Shipping grinds to a halt
Vessel traffic through the Strait of Hormuz fell by 70% late Saturday, according to MarineTraffic data, after US and Israeli forces launched strikes on Iran on February 28. More than 150 tankers have dropped anchor in Gulf waters rather than risk the passage.
At least four large oil tankers turned back before entering the strait. Greece told its fleet to stay away. Several major trading houses, including those arranging cargoes for Gulf producers, paused all shipments through the waterway.
The strait is only 33 kilometers wide, with usable shipping lanes narrowing to about 3 kilometers in each direction. Around 20 million barrels of oil pass through daily, roughly a fifth of global supply. About 84% of that crude heads to buyers in Asia.
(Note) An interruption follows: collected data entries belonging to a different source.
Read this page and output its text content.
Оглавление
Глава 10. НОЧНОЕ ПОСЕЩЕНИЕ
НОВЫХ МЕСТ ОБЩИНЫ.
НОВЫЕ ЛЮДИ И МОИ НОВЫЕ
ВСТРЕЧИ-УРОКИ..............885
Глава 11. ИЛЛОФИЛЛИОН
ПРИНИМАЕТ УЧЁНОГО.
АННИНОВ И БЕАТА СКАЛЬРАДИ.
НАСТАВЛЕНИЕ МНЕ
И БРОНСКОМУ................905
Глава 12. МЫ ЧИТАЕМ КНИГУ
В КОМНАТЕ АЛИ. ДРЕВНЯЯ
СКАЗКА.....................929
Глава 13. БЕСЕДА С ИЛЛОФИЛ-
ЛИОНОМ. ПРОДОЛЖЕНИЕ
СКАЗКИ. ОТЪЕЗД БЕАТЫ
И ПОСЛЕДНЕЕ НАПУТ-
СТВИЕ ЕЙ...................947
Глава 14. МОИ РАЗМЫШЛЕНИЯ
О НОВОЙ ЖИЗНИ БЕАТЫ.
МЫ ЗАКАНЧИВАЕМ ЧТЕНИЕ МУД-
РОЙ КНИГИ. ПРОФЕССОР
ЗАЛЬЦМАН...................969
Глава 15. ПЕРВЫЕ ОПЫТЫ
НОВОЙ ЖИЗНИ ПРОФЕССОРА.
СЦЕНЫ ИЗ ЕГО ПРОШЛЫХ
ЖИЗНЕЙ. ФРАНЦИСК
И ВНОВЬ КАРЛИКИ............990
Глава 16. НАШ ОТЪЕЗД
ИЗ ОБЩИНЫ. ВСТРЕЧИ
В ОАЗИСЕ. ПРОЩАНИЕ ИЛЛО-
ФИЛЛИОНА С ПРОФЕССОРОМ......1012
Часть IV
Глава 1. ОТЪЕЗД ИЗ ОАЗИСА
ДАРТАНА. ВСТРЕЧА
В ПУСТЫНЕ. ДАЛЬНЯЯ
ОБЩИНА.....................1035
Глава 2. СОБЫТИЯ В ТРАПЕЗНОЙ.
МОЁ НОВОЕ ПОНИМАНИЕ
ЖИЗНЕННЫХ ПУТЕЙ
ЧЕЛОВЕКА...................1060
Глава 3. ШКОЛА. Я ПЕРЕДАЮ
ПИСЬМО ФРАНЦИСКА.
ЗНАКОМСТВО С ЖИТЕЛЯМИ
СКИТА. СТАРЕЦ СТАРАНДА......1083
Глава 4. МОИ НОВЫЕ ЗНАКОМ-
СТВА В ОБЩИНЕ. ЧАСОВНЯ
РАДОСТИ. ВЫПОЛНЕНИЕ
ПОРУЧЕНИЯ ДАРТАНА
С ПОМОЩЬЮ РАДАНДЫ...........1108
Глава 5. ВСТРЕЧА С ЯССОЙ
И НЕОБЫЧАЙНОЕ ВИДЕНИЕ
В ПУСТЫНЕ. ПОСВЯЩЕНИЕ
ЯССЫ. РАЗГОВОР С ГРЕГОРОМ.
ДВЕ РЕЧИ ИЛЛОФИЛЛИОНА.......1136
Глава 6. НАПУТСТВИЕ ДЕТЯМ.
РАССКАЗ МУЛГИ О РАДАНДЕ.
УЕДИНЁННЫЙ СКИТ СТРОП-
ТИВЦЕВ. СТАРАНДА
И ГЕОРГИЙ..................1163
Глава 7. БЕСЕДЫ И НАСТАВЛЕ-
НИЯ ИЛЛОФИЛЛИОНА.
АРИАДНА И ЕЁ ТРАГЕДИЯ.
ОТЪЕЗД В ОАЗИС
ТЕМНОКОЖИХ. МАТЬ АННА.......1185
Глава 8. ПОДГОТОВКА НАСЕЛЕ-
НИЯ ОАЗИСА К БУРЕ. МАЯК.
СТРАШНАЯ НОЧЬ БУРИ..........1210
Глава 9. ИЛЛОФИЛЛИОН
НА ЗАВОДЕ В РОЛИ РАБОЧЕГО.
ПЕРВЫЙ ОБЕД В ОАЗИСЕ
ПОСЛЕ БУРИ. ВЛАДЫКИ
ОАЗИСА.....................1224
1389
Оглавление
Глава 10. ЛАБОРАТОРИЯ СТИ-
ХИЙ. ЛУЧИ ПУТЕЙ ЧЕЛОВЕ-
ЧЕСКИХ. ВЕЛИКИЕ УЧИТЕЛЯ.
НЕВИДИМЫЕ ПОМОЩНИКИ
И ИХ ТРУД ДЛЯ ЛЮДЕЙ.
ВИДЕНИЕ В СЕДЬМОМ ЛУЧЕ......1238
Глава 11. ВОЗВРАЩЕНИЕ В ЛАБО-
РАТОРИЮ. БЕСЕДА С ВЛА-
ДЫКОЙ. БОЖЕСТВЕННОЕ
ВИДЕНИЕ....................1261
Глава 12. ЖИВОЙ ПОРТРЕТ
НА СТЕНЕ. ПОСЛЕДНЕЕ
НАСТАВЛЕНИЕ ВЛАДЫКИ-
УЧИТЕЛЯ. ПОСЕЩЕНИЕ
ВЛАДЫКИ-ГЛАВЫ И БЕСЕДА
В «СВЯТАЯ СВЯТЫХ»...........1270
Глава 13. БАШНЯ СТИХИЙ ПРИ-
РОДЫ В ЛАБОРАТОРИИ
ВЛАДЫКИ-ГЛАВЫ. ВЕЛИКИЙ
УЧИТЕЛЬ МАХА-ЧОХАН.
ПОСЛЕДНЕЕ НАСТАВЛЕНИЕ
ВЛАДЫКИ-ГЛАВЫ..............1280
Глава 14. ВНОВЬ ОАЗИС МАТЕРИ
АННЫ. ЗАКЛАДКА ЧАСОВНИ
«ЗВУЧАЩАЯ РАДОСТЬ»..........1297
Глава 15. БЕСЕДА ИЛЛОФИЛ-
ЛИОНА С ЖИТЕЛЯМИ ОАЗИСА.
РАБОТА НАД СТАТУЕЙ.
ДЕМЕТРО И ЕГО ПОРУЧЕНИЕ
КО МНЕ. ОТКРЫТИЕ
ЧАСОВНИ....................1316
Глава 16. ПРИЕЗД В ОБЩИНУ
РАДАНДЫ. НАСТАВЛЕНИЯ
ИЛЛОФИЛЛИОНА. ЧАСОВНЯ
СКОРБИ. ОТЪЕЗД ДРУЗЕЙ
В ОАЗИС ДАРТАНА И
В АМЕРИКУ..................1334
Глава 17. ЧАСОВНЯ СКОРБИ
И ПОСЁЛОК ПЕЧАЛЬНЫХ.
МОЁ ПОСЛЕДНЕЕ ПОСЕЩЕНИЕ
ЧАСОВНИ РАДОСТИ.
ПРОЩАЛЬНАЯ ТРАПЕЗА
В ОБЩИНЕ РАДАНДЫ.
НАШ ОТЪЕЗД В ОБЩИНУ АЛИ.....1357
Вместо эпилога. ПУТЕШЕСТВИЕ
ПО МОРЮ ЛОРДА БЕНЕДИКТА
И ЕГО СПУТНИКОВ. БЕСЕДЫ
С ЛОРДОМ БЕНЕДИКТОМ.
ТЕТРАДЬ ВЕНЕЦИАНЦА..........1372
Iran sends contradictory signals
Iran's Revolutionary Guard Corps broadcast VHF radio messages Saturday telling ships that passage was banned. But hours later, Mohsen Rezai, secretary of Iran's Expediency Council and a former IRGC commander, announced the strait remains open "until further notice."
The mixed messaging has done little to reassure tanker operators. Two vessels were attacked near the chokepoint over the weekend, according to Oman's coast guard, and reports of Iranian navy patrols have kept insurers on edge.
What a prolonged closure would mean
OPEC+ approved a 206,000 barrel-per-day output increase for April just hours after the strikes began. But extra barrels mean nothing if they cannot reach open water.
Jorge León at Rystad Energy put it bluntly: markets care far more about whether barrels can physically move than about spare capacity on paper. A sustained blockage would strand exports from Saudi Arabia, Iraq, Kuwait, the UAE, Qatar, and Iran itself.
Brent crude traded at $78.88 per barrel and WTI at $72.21 early Sunday, both up sharply from Friday's close. Analysts warn prices could gap higher still if traffic does not resume within days.